As AI continues to make its way into more aspect of life, some interesting trends about how the public feels about these new, increasingly pervasive services have been observed. The developers of AI promise that their systems will produce reliable, comprehensive, and bias-free results. But national surveys consistently show that the public is sceptical towards AI. And yet experimental studies show that in practice, people do trust AI more than one might suspect.
Can increasing AI literacy help to overcome this deficit, and teach us what to trust when it comes to AI, and where we’re right to be cautious? And if so, how should literacy initiatives balance goals to learn how AI works in practice, and how AI could or should work in the future?
Today’s guest, Dr Heather Ford, has been thinking extensively about these issues. She’s an ARC Future Fellow and Professor in the School of Communications at UTS. She is the Coordinator of the UTS Data and AI Ethics Cluster, Affiliate of the UTS Data Science Institute, and Associate of the UTS Centre for Media Transition. She was appointed to the International Panel on the Information Environment (IPIE) in 2023.

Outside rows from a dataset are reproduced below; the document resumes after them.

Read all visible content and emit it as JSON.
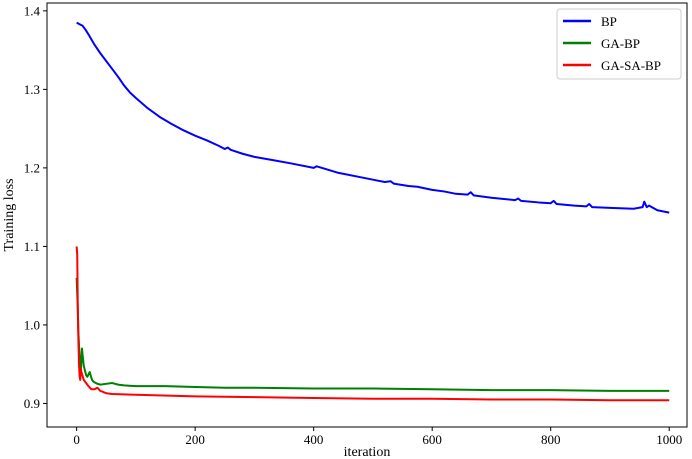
{
  "chart_data": {
    "type": "line",
    "title": "",
    "xlabel": "iteration",
    "ylabel": "Training loss",
    "xlim": [
      -50,
      1030
    ],
    "ylim": [
      0.87,
      1.41
    ],
    "xticks": [
      0,
      200,
      400,
      600,
      800,
      1000
    ],
    "xtick_labels": [
      "0",
      "200",
      "400",
      "600",
      "800",
      "1000"
    ],
    "yticks": [
      0.9,
      1.0,
      1.1,
      1.2,
      1.3,
      1.4
    ],
    "ytick_labels": [
      "0.9",
      "1.0",
      "1.1",
      "1.2",
      "1.3",
      "1.4"
    ],
    "grid": false,
    "legend_position": "top-right",
    "series": [
      {
        "name": "BP",
        "color": "#0000ff",
        "x": [
          0,
          5,
          10,
          15,
          20,
          30,
          40,
          50,
          60,
          70,
          80,
          90,
          100,
          120,
          140,
          160,
          180,
          200,
          220,
          240,
          250,
          255,
          260,
          280,
          300,
          330,
          360,
          400,
          405,
          440,
          480,
          500,
          520,
          530,
          535,
          560,
          575,
          600,
          620,
          640,
          660,
          665,
          670,
          700,
          740,
          745,
          750,
          780,
          800,
          805,
          810,
          840,
          860,
          865,
          870,
          900,
          940,
          955,
          958,
          962,
          966,
          980,
          1000
        ],
        "y": [
          1.385,
          1.383,
          1.381,
          1.376,
          1.37,
          1.357,
          1.346,
          1.336,
          1.326,
          1.316,
          1.305,
          1.296,
          1.289,
          1.276,
          1.265,
          1.256,
          1.248,
          1.241,
          1.235,
          1.228,
          1.224,
          1.226,
          1.223,
          1.218,
          1.214,
          1.21,
          1.206,
          1.2,
          1.202,
          1.194,
          1.188,
          1.185,
          1.182,
          1.183,
          1.18,
          1.177,
          1.176,
          1.172,
          1.17,
          1.167,
          1.166,
          1.169,
          1.165,
          1.162,
          1.159,
          1.161,
          1.158,
          1.156,
          1.155,
          1.158,
          1.154,
          1.152,
          1.151,
          1.154,
          1.15,
          1.149,
          1.148,
          1.15,
          1.157,
          1.15,
          1.152,
          1.146,
          1.143
        ]
      },
      {
        "name": "GA-BP",
        "color": "#008000",
        "x": [
          0,
          1,
          2,
          3,
          4,
          5,
          6,
          7,
          8,
          9,
          10,
          12,
          14,
          16,
          18,
          20,
          22,
          24,
          26,
          28,
          30,
          35,
          40,
          50,
          60,
          70,
          80,
          100,
          150,
          200,
          250,
          300,
          400,
          500,
          600,
          700,
          800,
          900,
          1000
        ],
        "y": [
          1.06,
          1.04,
          1.02,
          0.99,
          0.975,
          0.96,
          0.945,
          0.94,
          0.955,
          0.97,
          0.962,
          0.948,
          0.942,
          0.936,
          0.934,
          0.937,
          0.94,
          0.935,
          0.93,
          0.928,
          0.927,
          0.925,
          0.924,
          0.925,
          0.926,
          0.924,
          0.923,
          0.922,
          0.922,
          0.921,
          0.92,
          0.92,
          0.919,
          0.919,
          0.918,
          0.917,
          0.917,
          0.916,
          0.916
        ]
      },
      {
        "name": "GA-SA-BP",
        "color": "#ff0000",
        "x": [
          0,
          1,
          2,
          3,
          4,
          5,
          6,
          7,
          8,
          10,
          12,
          14,
          16,
          18,
          20,
          25,
          30,
          35,
          40,
          50,
          60,
          100,
          200,
          300,
          400,
          500,
          600,
          700,
          800,
          900,
          1000
        ],
        "y": [
          1.1,
          1.09,
          1.02,
          0.98,
          0.95,
          0.935,
          0.93,
          0.945,
          0.94,
          0.935,
          0.93,
          0.928,
          0.926,
          0.924,
          0.922,
          0.918,
          0.918,
          0.92,
          0.916,
          0.913,
          0.912,
          0.911,
          0.909,
          0.908,
          0.907,
          0.906,
          0.906,
          0.905,
          0.905,
          0.904,
          0.904
        ]
      }
    ]
  }
}
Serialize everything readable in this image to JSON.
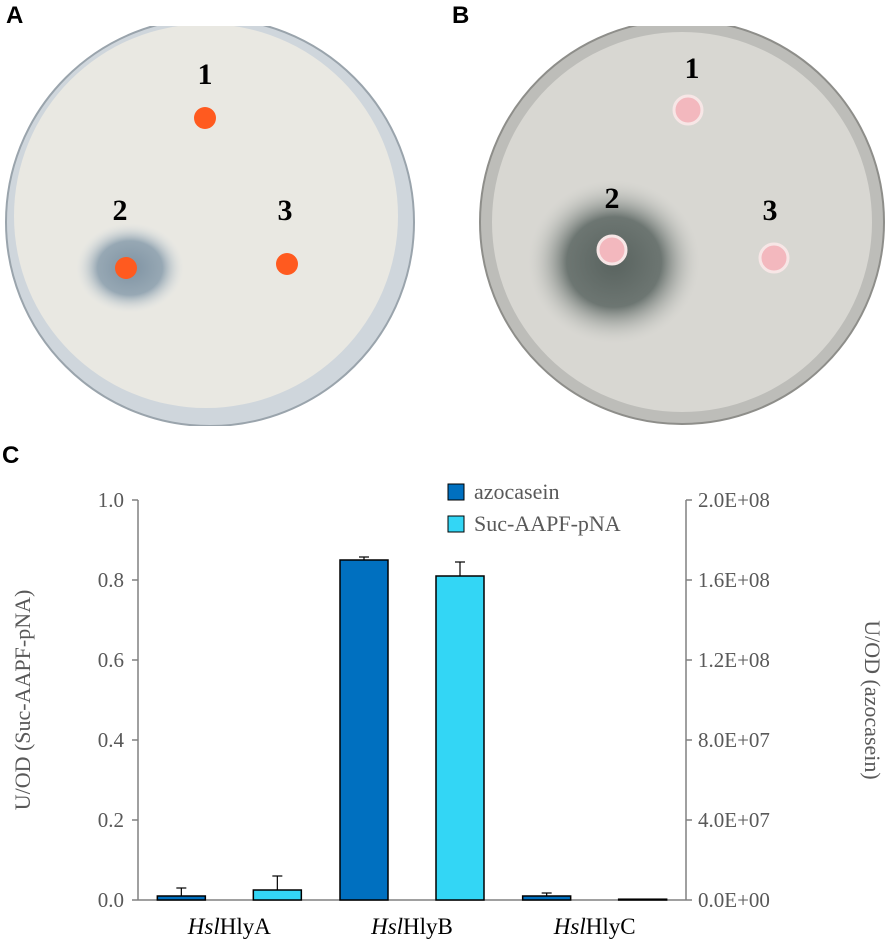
{
  "panels": {
    "a": {
      "letter": "A",
      "wells": [
        "1",
        "2",
        "3"
      ]
    },
    "b": {
      "letter": "B",
      "wells": [
        "1",
        "2",
        "3"
      ]
    },
    "c": {
      "letter": "C"
    }
  },
  "chart_data": {
    "type": "bar",
    "categories": [
      {
        "italic": "Hsl",
        "rest": "HlyA"
      },
      {
        "italic": "Hsl",
        "rest": "HlyB"
      },
      {
        "italic": "Hsl",
        "rest": "HlyC"
      }
    ],
    "series": [
      {
        "name": "azocasein",
        "axis": "right",
        "color": "#0070c0",
        "values": [
          2000000,
          170000000,
          2000000
        ],
        "errors": [
          4000000,
          1500000,
          1500000
        ]
      },
      {
        "name": "Suc-AAPF-pNA",
        "axis": "left",
        "color": "#33d6f5",
        "values": [
          0.025,
          0.81,
          0.002
        ],
        "errors": [
          0.035,
          0.035,
          0.0
        ]
      }
    ],
    "ylabel_left": "U/OD (Suc-AAPF-pNA)",
    "ylabel_right": "U/OD (azocasein)",
    "ylim_left": [
      0,
      1.0
    ],
    "ylim_right": [
      0,
      200000000
    ],
    "yticks_left": [
      "0.0",
      "0.2",
      "0.4",
      "0.6",
      "0.8",
      "1.0"
    ],
    "yticks_right": [
      "0.0E+00",
      "4.0E+07",
      "8.0E+07",
      "1.2E+08",
      "1.6E+08",
      "2.0E+08"
    ],
    "legend": [
      "azocasein",
      "Suc-AAPF-pNA"
    ],
    "legend_position": "top-right",
    "grid": false
  }
}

Heather Ford is currently conducting research funded by the Australian Research Council and the Wikimedia Foundation on Wikipedia bias, question and answering technologies, digital literacy and the impact of generative AI on our information environment. Previously she has worked for global technology corporations and non-profits in the US, UK, South Africa and Kenya. Her research focuses on the social implications of media technologies and the ways in which they might be better designed to prevent misinformation, social exclusion, and harms as a result of algorithmic bias.